On Tue, Jan 20, 2015 at 1:13 AM, Joseph L. Casale
<jcas...@activenetwerx.com> wrote:
> No surprise the data originates from a database however the data is utilized 
> in
> a recursive processing loop where the user accessing the data benefits from a
> simplified and quick means to access it. Currently its done with classes that
> resemble named tuples equating to a row, but it goes pear shaped with the 
> outer
> container. Grouping these similar objects and providing the sql like query 
> into
> the collection in some cases is O(n)...

So presumably your data's small enough to fit into memory, right? If
it isn't, going back to the database every time would be the best
option. But if it is, can you simply keep three dictionaries in sync?

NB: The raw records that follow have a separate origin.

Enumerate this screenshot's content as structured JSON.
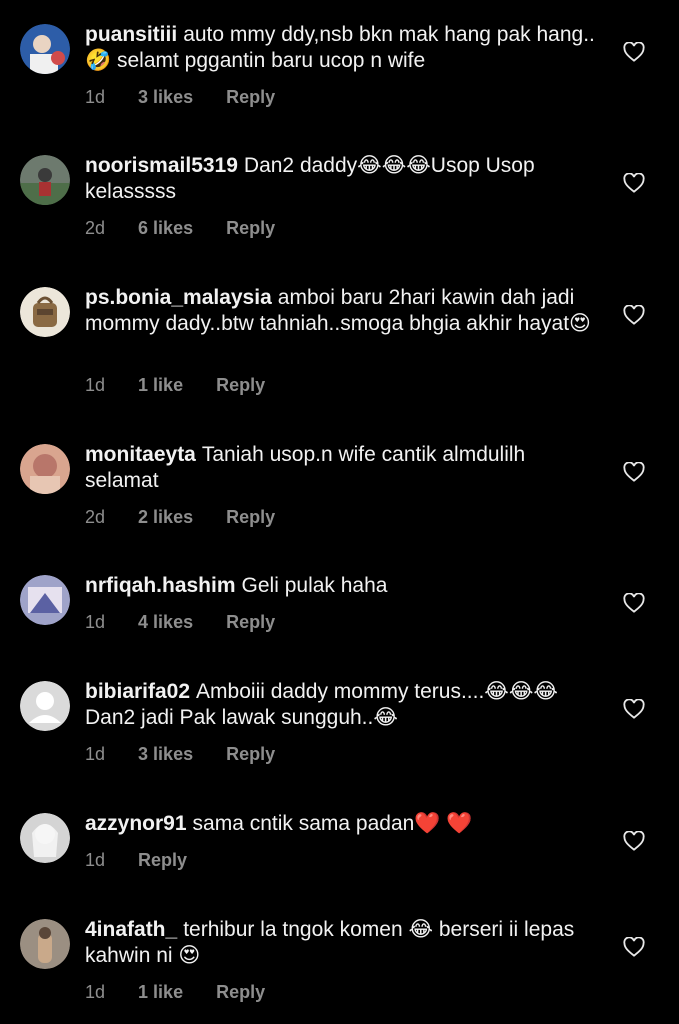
{
  "comments": [
    {
      "username": "puansitiii",
      "text": "auto mmy ddy,nsb bkn mak hang pak hang..🤣 selamt pggantin baru ucop n wife",
      "time": "1d",
      "likes": "3 likes",
      "reply": "Reply",
      "avatar_color": "#3a6fb3"
    },
    {
      "username": "noorismail5319",
      "text": "Dan2 daddy😂😂😂Usop Usop kelasssss",
      "time": "2d",
      "likes": "6 likes",
      "reply": "Reply",
      "avatar_color": "#5a6b5c"
    },
    {
      "username": "ps.bonia_malaysia",
      "text": "amboi baru 2hari kawin dah jadi mommy dady..btw tahniah..smoga bhgia akhir hayat😍",
      "time": "1d",
      "likes": "1 like",
      "reply": "Reply",
      "avatar_color": "#b9a27d"
    },
    {
      "username": "monitaeyta",
      "text": "Taniah usop.n wife cantik almdulilh selamat",
      "time": "2d",
      "likes": "2 likes",
      "reply": "Reply",
      "avatar_color": "#c28a74"
    },
    {
      "username": "nrfiqah.hashim",
      "text": "Geli pulak haha",
      "time": "1d",
      "likes": "4 likes",
      "reply": "Reply",
      "avatar_color": "#7c7fae"
    },
    {
      "username": "bibiarifa02",
      "text": "Amboiii daddy mommy terus....😂😂😂 Dan2 jadi Pak lawak sungguh..😂",
      "time": "1d",
      "likes": "3 likes",
      "reply": "Reply",
      "avatar_color": "#d8d8d8"
    },
    {
      "username": "azzynor91",
      "text": "sama cntik sama padan❤️ ❤️",
      "time": "1d",
      "likes": "",
      "reply": "Reply",
      "avatar_color": "#cfcfcf"
    },
    {
      "username": "4inafath_",
      "text": "terhibur la tngok komen 😂 berseri ii lepas kahwin ni 😍",
      "time": "1d",
      "likes": "1 like",
      "reply": "Reply",
      "avatar_color": "#8a7b6a"
    }
  ]
}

row = (foo, bar, quux) # there could be duplicate quuxes but not foos or bars
foo_dict = {}
bar_dict = {}
quux_dict = collections.defaultdict(set)

foo_dict[row[0]] = row
bar_dict[row[1]] = row
quux_dict[row[2]].add(row)

You can now look up anything by any key. If you use the quux_dict,
you'll get back a list (zero elements if you've never seen one,
otherwise all elements ever seen, in arbitrary order). Adding, in this
way, is idempotent.

Finding an item by foo or bar is easy - use either of:
row = foo_dict["asdf"] # will raise KeyError if it isn't there
row = foo_dict.get("qwer") # will return None if it isn't there

Finding items by quux is a matter of iteration:
for row in quux_dict["zxcv"]:
    do something

It's up to you to decide whether it's an error to get back an empty set or not.

Does this give a basic idea of what you can do?

The memory requirements wouldn't be much more than your existing data.
You have three lookup dictionaries, but the actual keys and values
would be shared. The main consideration is that you'd need to update
in lots of places if you remove a row. If you're working with stable
data across one run of the program, though, that should be safe.